Por ejemplo, mi madre. Ella, que alcanzó
a vivir en el Brasil de Don Pedro
II, no llegaba a tener idea de la
Causa Católica con toda la articulación
existente contra ella. Sabía que
había enemigos de la Iglesia, pero
eran como jaurías de perros bravos
que invaden un jardín y son expulsados.
Por eso Doña Lucilia no comprendía
el Movimiento fundado por
mí. No era una incomprensión hostil.
Ella poseía una noción vaga con
respecto a fuerzas que actuaban contra
la civilización cristiana, tenía
apenas vislumbres sobre eso.
En consecuencia, ella no comprendía
la distancia tomada por mí
con relación a ella por causa del
apostolado que yo desarrollaba junto
a mis seguidores.
En cierta ocasión tuve que prepararme,
de una hora para otra, para
un viaje a Uruguay. Por razones
especiales, necesité vender algunos
objetos que ella estimaba para tener
dinero, y no se lo
podía decir. Si le
fuese a explicar las
razones, crearía
una situación de
intranquilidad que
permanecería hasta
el fin de su vida.
Ella no recibió
la explicación, pero
percibí que se
había dado cuenta
de la operación
hecha por mí. Sin
embargo, no preguntó
nada.
Ella debería
pensar que yo lo
hice porque estaba
necesitado
y tenía un fin honesto.
¿Qué habrá
pensado ella? “Es
un hijo tan bueno,
tan honesto… Pero,
si es honesto,
¿por qué no me
cuenta? Él se dio
cuenta de que vi,
¡pero no me cuenta!
Debe haber alguna
razón. Lo miro, y él es el mismo…”
Ella creyó en las verdades supereminentes
que habitaban tranquilamente
en su alma, hasta el fin. Eso le
fue exigido por la Providencia. ¿No
es verdad que esas pruebas ornan la
vida de Doña Lucilia?
Que la Providencia pueda exigirnos
padecimientos semejantes, ¡es
una gloria!

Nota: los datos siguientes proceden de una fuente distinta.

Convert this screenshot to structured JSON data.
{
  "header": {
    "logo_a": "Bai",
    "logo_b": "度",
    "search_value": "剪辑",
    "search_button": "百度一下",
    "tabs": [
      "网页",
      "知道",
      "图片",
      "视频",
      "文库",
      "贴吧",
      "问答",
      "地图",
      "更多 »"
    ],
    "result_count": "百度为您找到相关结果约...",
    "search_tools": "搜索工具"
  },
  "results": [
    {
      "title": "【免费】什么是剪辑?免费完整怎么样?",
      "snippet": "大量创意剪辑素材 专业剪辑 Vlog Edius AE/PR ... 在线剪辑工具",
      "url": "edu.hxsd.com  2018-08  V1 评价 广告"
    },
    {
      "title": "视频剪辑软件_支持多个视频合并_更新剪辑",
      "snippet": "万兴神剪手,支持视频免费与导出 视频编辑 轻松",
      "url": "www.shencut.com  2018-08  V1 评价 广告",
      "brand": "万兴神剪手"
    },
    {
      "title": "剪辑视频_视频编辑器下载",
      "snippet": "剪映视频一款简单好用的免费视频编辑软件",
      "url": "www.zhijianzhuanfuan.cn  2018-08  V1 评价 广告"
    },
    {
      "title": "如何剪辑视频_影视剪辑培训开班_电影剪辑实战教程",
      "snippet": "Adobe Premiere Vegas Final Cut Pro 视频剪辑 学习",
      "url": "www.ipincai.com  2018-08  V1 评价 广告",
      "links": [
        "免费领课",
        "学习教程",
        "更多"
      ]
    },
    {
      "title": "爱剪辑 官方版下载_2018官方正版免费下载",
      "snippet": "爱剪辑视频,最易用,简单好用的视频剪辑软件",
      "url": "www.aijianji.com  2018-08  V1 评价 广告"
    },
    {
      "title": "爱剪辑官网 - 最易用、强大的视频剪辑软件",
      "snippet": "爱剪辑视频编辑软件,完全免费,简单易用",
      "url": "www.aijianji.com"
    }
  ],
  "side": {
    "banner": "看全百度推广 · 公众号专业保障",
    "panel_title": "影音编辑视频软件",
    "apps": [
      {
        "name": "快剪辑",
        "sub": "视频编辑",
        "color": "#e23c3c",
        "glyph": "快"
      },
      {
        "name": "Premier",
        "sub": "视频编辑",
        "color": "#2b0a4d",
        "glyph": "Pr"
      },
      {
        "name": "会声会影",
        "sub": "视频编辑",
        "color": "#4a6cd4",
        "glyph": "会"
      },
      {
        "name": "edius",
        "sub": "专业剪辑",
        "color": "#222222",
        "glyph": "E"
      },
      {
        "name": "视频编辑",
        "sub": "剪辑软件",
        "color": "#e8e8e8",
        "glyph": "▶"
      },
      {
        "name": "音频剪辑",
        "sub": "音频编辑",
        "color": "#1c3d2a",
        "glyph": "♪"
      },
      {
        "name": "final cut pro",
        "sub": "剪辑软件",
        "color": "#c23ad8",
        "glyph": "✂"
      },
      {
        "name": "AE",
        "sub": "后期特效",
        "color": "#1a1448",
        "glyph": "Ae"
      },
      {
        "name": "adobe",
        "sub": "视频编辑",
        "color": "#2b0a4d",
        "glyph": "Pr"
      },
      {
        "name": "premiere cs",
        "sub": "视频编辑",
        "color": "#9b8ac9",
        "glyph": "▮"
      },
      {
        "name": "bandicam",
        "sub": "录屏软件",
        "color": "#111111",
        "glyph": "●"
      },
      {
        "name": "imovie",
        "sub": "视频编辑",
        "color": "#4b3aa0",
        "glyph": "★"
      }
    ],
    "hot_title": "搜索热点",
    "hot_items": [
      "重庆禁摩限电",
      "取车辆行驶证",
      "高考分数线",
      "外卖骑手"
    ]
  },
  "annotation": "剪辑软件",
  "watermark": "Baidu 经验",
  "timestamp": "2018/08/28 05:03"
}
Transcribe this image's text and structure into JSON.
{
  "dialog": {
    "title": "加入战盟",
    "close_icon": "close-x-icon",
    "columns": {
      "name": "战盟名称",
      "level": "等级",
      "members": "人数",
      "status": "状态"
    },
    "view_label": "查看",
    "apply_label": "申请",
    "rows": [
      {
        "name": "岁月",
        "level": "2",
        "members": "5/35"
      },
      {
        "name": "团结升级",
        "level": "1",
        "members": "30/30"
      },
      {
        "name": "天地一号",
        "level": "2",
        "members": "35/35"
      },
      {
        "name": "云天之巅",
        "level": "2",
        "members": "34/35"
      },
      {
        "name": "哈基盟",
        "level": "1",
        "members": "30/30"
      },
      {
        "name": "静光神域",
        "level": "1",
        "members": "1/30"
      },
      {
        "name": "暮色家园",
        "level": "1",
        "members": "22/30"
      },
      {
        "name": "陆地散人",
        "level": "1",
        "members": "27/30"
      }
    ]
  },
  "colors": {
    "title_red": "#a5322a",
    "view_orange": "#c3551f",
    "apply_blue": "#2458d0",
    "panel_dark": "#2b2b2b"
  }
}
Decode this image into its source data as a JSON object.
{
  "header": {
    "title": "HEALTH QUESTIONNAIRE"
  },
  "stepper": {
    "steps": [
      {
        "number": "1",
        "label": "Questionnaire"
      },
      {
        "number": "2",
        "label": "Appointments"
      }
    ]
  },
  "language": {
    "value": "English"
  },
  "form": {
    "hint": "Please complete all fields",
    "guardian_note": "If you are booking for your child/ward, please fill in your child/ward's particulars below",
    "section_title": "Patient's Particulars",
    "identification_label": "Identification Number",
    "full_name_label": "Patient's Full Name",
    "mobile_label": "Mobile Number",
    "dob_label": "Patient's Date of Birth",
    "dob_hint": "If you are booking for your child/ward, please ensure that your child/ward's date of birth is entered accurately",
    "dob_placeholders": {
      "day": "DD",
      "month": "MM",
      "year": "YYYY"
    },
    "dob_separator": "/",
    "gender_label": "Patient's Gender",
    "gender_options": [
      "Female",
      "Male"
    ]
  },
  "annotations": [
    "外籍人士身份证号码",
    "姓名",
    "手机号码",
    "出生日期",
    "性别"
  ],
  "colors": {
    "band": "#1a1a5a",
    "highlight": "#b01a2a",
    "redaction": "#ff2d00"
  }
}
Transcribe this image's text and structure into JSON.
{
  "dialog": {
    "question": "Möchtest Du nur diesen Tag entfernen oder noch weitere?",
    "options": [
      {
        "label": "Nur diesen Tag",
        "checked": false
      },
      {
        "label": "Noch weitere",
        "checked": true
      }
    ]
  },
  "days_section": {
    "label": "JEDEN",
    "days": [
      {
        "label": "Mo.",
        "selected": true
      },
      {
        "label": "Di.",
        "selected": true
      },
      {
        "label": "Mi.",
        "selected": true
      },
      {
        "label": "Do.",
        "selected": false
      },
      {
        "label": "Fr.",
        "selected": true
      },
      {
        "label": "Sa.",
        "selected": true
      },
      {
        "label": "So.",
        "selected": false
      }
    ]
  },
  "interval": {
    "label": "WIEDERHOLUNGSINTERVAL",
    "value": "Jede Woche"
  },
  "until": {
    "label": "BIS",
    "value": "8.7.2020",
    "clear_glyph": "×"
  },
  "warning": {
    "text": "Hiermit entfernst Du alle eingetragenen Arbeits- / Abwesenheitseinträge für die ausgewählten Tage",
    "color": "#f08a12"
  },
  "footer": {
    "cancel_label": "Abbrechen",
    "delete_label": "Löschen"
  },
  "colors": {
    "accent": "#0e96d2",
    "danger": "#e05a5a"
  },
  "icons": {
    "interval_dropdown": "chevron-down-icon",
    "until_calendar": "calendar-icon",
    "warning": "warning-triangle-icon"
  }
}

Debemos sufrir cosas de
esas como una prueba.
Doña Lucilia |
Discernimiento,
confianza y desvelo de
una madre amorosa
Cuando viajé a Europa en 1952, no
le revelé a mi madre mi viaje para no
traumatizarla. Antes de partir le dejé
una carta con una tía, con quien concerté
que la misiva solo debía ser entregada
cuando ella recibiese un telegrama
enviado por mí desde Europa.
Cuando esa pariente mía, en posesión
del telegrama, fue a avisar a mi madre,
la encontró afligida, dirigiéndole
la siguiente pregunta: “¿Dónde está
Plinio? Porque mi corazón lo busca
y no lo encuentra en ningún lugar.
¡Lo busca en Rio, en Santos, en el interior,
y no lo encuentra!”
Mi tía entonces le contó que yo ya
había llegado a Europa, y le dio la carta.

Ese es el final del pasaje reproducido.